Blood Orange Olive Oil Loaf (or Ides of March Cake)

Blood Orange Olive Oil Loaf (or Ides of March Cake)
Ides of March Cake

Blood Orange Olive Oil Loaf

“Beware the Ides of March”

Julius Caesar, Act I, Scene 2, William Shakespeare

I seem to have picked a less than auspicious day to relaunch this, the still unnamed Salt of the Earth Bakery blog. But now that we have a shiny new website (isn’t it pretty?), my lovely and talented IT genius has been sending me less and less gentle missives from her perch in North Carolina that I absolutely must get back on the blogging bandwagon or face her wrath.

Scarlett, this one’s for you.

One note before we get into the nitty gritty. Wherever possible, I will try to point out where substitutions can be made to make recipes dairy-free. Aside for being useful for all my lovely kosher friends out there (hello, ladies!), this will prove helpful for all of you who have to lay off the dairy for one reason or another. On a personal note, in one of those cruel ironies of life I, a chef who worships at the altar of butter and cheese, have been ordered off dairy for the hopefully short-term future. (Et tu, Brute?) This has completely ruined my morning coffee. I don’t care what they say, NOTHING is as good as half & half.

So, here goes.

According to the website, every day on the calendar is another food holiday. While I had no issue missing out on National Curried Chicken Day (January 12) or National Clam Chowder Day (February 25), picking the right food holiday on which to relaunch the woefully neglected blog was immensely difficult.


Then the theatre geek in me perked up.

March 15.

The Ides of March.

The bloody murder of Julius Caesar.

How could I translate Shakespeare into baking?


With a Blood Orange Olive Oil Loaf, hereinafter to be known as Ides of March Cake, of course.

The red flecks of the blood orange zest dot the cake like bloodstains on a toga, so make sure you pick the reddest blood oranges on the pile. Juicing the oranges left my kitchen counter looking like the floor of the Roman Senate after a stabbing…so mission accomplished there. Olive oil, a staple of the ancient Roman diet, takes the place of butter in this recipe. It also means you don’t need a mixer to make this cake. Just a bowl and a whisk. Super easy. Finally, I use medium grind cornmeal which is roughly equivalent to – you guessed it – polenta! Molto Italiano! Not so much ancient Roman given that corn was only introduced to Italy in the 16th century, but it does add a very nice texture to the cake.

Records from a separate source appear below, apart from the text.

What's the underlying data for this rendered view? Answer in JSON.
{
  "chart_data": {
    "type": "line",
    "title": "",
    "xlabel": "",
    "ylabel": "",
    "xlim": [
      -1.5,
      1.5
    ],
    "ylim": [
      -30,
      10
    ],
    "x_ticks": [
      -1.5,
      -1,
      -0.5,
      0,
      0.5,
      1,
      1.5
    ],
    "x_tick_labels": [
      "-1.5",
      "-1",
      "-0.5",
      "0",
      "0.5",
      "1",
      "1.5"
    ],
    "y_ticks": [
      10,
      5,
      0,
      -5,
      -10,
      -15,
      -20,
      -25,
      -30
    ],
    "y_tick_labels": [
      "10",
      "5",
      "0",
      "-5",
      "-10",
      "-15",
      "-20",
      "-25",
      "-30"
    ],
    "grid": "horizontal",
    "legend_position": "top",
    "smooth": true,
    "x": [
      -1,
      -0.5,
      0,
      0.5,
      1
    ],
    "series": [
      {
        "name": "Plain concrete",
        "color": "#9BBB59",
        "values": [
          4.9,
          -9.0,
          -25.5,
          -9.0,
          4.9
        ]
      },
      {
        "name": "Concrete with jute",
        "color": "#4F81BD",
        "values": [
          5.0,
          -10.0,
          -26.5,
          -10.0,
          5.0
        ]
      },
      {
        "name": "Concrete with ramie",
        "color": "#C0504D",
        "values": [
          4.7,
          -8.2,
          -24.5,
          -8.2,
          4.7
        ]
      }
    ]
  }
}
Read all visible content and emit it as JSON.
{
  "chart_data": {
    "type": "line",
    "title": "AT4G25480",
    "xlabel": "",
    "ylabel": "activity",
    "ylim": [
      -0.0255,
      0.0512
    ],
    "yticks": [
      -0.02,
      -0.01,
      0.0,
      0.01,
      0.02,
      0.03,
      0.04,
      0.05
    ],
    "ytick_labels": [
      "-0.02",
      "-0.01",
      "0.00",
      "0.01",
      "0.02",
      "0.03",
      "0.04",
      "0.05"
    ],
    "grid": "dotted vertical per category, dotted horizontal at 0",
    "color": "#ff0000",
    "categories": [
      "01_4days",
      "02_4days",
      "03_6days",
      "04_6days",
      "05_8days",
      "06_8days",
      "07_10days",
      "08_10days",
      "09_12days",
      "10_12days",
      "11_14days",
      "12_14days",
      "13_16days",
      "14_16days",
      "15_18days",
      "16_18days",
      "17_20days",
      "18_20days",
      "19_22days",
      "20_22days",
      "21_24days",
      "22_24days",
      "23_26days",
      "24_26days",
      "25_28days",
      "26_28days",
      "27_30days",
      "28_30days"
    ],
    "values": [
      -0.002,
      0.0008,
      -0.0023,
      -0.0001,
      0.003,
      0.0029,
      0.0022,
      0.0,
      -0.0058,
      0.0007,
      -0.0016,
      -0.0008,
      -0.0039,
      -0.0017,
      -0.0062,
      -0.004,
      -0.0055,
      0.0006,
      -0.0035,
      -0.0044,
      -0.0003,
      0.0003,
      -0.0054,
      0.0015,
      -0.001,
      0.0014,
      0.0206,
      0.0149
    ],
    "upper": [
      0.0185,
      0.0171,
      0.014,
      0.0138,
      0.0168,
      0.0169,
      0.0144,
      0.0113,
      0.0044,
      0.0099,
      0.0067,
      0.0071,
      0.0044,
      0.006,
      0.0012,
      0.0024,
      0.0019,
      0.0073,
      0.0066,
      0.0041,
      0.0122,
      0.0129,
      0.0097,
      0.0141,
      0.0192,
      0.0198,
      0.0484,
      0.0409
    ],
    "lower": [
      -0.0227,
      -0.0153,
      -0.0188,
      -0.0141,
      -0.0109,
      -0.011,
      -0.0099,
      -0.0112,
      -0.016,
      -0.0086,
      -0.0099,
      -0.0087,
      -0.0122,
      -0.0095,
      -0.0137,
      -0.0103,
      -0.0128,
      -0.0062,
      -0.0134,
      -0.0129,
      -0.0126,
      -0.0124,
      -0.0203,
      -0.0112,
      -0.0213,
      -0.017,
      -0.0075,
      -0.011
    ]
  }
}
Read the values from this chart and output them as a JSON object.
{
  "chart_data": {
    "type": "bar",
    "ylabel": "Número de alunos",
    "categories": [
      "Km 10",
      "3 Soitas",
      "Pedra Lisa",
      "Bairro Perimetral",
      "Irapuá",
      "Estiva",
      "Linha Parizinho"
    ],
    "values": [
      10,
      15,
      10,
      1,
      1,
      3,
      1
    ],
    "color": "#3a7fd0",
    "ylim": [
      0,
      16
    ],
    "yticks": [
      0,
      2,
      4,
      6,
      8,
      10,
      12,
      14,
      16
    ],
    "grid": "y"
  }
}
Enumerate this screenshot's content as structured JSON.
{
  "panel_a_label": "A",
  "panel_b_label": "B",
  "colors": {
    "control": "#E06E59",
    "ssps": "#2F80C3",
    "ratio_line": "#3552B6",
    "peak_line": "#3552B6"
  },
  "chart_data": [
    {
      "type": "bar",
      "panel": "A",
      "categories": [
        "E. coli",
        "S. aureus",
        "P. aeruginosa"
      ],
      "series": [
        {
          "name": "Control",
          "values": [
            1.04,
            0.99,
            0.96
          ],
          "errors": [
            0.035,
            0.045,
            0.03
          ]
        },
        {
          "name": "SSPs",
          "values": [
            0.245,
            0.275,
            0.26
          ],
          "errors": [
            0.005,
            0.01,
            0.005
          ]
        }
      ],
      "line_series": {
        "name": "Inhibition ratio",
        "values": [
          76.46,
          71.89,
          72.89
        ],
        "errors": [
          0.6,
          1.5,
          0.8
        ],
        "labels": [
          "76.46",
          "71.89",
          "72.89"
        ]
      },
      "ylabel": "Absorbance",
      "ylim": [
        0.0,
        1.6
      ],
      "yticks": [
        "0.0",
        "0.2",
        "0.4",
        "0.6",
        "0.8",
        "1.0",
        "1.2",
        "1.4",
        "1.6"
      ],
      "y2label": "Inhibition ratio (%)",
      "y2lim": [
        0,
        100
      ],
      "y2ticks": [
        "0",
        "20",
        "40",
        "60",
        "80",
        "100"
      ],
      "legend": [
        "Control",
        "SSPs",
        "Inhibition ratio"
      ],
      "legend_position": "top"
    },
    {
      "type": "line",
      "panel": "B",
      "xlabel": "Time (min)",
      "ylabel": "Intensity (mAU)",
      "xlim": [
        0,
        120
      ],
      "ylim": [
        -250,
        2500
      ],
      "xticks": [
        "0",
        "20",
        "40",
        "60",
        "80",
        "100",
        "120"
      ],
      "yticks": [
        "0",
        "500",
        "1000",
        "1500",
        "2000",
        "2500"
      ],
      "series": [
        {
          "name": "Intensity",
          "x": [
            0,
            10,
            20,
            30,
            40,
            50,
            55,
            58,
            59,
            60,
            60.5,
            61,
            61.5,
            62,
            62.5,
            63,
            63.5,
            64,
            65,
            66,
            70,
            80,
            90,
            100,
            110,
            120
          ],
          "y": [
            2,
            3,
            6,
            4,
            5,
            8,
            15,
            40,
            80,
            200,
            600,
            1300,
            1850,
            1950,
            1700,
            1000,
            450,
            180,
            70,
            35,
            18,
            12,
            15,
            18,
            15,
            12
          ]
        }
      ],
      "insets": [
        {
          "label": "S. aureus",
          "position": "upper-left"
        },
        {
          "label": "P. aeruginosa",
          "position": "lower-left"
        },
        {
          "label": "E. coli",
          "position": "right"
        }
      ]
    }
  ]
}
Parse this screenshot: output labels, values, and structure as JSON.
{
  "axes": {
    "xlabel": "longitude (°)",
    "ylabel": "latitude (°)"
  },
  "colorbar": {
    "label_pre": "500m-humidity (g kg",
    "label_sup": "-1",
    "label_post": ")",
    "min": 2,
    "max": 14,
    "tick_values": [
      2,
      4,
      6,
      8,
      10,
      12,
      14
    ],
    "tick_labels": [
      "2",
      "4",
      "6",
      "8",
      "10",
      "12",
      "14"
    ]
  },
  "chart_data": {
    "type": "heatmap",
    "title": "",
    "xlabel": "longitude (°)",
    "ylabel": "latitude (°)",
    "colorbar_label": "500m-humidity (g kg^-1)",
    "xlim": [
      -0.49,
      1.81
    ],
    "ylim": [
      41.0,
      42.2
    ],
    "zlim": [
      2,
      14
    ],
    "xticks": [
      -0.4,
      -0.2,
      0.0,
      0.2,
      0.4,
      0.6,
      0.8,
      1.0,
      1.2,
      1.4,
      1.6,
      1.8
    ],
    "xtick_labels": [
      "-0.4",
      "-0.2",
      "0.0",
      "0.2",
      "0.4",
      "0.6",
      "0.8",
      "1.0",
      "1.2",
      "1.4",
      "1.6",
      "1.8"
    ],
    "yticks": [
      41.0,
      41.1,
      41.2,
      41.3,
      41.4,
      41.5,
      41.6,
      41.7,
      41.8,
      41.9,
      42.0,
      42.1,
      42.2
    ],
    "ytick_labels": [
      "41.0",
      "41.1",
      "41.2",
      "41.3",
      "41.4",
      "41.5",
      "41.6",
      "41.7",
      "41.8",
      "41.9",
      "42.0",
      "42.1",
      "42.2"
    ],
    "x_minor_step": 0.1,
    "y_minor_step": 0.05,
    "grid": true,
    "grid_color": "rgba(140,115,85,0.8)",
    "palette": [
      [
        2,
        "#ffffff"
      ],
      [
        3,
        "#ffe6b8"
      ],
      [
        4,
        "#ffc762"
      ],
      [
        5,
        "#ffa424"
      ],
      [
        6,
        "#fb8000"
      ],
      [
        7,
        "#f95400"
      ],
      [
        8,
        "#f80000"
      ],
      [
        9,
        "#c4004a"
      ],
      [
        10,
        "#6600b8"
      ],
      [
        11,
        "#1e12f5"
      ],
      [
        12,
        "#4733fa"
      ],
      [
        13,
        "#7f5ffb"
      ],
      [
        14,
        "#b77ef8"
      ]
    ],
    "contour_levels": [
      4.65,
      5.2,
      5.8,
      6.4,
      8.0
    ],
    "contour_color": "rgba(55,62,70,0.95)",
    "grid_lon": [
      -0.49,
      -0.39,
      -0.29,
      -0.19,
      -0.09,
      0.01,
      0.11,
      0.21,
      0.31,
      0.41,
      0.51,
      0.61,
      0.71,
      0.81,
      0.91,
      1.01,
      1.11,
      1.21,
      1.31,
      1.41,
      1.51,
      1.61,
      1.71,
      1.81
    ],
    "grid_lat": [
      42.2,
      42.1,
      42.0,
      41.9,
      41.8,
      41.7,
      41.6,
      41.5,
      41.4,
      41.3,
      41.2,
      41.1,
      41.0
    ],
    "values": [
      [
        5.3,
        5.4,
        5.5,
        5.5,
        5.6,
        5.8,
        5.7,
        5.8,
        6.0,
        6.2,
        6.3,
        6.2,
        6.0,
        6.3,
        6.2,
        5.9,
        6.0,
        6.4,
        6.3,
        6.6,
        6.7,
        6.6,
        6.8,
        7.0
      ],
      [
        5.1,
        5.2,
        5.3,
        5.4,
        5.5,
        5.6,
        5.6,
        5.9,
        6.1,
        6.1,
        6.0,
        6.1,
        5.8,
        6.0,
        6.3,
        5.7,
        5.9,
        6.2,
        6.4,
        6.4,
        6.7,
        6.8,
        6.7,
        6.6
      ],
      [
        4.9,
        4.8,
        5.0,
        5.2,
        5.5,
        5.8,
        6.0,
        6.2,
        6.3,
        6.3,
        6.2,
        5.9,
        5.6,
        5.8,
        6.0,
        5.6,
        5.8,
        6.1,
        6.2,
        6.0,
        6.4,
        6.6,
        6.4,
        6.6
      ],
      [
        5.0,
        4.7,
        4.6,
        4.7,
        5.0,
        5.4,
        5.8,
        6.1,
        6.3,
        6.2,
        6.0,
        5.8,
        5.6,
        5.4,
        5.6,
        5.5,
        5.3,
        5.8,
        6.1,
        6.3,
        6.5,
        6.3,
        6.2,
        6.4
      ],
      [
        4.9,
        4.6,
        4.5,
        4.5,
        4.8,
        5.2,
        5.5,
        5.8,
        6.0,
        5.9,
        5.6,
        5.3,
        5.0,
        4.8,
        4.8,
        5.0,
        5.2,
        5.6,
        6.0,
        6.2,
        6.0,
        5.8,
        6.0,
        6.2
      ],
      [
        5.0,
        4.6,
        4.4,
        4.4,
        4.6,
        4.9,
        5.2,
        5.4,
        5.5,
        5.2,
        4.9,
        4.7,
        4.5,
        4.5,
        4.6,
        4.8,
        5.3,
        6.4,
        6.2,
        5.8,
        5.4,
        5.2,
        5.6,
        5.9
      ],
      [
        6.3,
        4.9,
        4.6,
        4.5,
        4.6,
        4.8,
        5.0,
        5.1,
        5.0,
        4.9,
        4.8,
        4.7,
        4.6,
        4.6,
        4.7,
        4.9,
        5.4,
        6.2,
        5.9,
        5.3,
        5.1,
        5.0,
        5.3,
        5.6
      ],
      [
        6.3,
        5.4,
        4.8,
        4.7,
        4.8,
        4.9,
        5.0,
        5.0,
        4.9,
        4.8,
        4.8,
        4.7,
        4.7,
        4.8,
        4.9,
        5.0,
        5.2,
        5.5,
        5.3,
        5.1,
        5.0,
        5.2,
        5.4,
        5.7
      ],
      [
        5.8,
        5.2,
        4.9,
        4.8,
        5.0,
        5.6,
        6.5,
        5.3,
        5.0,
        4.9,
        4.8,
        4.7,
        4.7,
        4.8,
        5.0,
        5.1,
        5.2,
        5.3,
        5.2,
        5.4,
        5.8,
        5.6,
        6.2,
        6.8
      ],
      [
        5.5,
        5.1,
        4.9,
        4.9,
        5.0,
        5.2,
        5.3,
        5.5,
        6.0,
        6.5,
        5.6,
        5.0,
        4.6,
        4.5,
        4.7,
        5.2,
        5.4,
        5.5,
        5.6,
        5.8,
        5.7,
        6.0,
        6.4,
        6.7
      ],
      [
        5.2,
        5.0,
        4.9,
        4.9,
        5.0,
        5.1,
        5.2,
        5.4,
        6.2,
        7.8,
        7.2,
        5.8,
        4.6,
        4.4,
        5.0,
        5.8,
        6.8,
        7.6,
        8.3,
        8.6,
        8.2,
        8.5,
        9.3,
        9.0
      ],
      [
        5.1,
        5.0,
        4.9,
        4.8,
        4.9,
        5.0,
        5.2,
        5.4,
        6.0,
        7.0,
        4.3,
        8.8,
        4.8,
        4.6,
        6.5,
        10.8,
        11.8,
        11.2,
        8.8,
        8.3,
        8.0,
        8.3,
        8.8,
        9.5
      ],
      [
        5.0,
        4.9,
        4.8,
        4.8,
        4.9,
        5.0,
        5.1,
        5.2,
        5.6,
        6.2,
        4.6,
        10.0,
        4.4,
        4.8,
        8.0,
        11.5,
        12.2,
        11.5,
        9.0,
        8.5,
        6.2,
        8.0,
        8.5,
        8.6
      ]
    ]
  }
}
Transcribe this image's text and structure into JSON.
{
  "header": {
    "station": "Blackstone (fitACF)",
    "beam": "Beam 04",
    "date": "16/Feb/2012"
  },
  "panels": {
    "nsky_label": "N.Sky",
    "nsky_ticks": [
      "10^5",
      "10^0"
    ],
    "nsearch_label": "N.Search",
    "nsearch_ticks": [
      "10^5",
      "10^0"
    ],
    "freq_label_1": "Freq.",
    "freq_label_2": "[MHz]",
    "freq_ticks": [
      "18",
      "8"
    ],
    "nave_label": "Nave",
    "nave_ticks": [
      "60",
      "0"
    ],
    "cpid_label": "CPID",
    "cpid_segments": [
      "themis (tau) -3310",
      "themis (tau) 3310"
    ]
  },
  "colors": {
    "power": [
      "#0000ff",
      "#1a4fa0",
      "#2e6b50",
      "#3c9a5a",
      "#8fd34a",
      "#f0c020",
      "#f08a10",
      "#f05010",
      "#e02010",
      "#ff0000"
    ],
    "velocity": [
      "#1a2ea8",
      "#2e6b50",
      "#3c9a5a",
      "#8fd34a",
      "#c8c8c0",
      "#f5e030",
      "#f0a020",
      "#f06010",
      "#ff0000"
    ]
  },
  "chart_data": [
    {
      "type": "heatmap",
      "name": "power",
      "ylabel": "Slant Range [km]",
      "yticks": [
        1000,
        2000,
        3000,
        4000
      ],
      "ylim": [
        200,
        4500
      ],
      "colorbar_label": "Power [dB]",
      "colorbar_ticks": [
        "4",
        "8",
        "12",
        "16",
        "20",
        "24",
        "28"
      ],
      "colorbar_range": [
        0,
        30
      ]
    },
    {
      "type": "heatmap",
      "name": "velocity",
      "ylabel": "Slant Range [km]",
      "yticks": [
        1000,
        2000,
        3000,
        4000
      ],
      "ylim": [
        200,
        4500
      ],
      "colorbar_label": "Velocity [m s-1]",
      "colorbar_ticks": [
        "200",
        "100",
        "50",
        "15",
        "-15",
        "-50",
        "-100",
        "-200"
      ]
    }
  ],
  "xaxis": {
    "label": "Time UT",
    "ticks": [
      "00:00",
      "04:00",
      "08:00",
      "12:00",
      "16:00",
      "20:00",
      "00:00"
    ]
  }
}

  • 1¼ cup (142g) all purpose flour
  • ½ cup (60g) medium grind cornmeal or polenta
  • 1½ tsp baking powder
  • ¼ tsp baking soda
  • ½ tsp kosher salt
  • 2 blood oranges, as red as you can find
  • 2/3 cup (133g) granulated sugar
  • ½ cup sour cream**
  • 3 large eggs
  • ½ cup extra virgin olive oil

**To make dairy-free, substitute ½ cup dairy free cultured yogurt, such as Forager Creamy Dairy Free Unsweetened Plain Cashewgurt


  • 1 9×5 loaf pan – or you can get fancy and use something like this
  • 1 microplane


  1. PREHEAT & PREP: Preheat the oven to 350° Grease a 9×5 loaf pan with oil or cooking spray.
  2. PREP DRY INGREDIENTS: Combine flour, cornmeal, baking powder, baking soda, and salt in a bowl. Set aside.
  3. PREP THE BLOOD ORANGES: Zest the two oranges and set the zest aside. Then juice the oranges. You should yield about ¼ cup of juice.
  4. COMBINE WET INGREDIENTS: Combine sugar and blood orange juice in a large bowl. Add the sour cream, eggs, and olive oil one ingredient at a time and blend until the mixture is homogeneous.
  5. ADD DRY INGREDIENTS: Add dry ingredients and stir until just combined. Add zest.
  6. POUR AND BAKE: Pour batter into prepared pan. Bake in the center of the oven for 50-60 minutes until a skewer comes out clean.
  7. COOL: Cool in the pan 15 minutes. Carefully unmold and continue to cool on a rack. Enjoy!